The 777X is one of Boeing's planes built with carbon fiber, leaving excess valuable composite that can now be recycled. (Boeing)

Through a new partnership between Boeing and ELG Carbon Fibre, excess materials from 11 of the planemaker's manufacturing sites will be repurposed by other companies, Boeing announced Wednesday. The American manufacturer expects to reduce its annual solid waste by more than one million pounds as a result of the partnership.

The agreement covers carbon fiber used in airframes such as the 787 Dreamliner and the 777X. The same strength-to-weight ratio that makes it attractive as an aerospace material also makes it attractive for a variety of other uses such as laptop cases and car parts.

Boeing is the largest producer of aerospace-grade composite materials. The company said it has been working to create a reuse industry for its carbon fiber for a number of years, but the preparation that it undergoes to be used for aerospace applications made it unfit for other uses.

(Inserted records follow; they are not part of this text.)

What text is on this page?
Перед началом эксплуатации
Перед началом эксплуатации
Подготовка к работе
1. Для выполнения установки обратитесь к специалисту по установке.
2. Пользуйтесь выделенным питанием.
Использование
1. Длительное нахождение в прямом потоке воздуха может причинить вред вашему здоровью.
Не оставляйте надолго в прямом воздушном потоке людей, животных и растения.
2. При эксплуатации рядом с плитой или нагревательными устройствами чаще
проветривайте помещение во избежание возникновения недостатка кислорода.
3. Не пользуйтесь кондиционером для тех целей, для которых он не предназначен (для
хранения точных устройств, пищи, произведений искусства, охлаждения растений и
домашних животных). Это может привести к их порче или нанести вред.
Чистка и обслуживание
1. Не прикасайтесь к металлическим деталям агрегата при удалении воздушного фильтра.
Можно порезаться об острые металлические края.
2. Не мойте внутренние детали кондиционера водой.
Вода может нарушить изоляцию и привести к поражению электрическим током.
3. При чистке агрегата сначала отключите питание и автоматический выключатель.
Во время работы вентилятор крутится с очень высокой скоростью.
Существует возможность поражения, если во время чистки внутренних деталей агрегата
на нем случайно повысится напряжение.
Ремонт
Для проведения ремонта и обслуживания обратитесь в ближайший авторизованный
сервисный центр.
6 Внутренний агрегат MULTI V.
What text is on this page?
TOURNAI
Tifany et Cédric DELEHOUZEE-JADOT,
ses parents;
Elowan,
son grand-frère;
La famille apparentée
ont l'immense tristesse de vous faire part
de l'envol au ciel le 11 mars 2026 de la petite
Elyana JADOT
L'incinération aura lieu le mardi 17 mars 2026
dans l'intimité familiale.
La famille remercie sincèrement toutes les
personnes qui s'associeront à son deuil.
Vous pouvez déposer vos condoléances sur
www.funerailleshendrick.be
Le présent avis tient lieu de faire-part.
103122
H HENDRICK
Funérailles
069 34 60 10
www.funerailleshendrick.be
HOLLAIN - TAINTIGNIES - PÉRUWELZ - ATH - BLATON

That's where ELG comes in.  The British business developed a process of cleaning "cured" composited by vaporizing resins through a treatment in a furnace that allows them to be recycled.

"Recycling cured carbon fiber was not possible just a few years ago," said Boeing's Tia Benson Tolle, materials and fabrication director for product strategy and future airplane development. "We are excited to collaborate with ELG and leverage innovative recycling methods to work toward a vision where no composite scrap will be sent to landfills."

Boeing and ELG conducted a pilot for the partnership, during which they cleaned 1.5 million pounds of excess composites and sold them to companies in the electronics and ground transportation industries over the course of 18 months.

On ELG's end, the partnership with Boeing ensures a consistent supply of composites to clean and sell, which ELG Carbon Fibre Managing Director Frazer Barnes expects will help other companies embrace recycled materials.

"Security of supply is extremely important when considering using these materials in long-term automotive and electronic projects," Barnes said in a prepared statement. "This agreement gives us the ability to provide that assurance, which gives our customers the confidence to use recycled materials."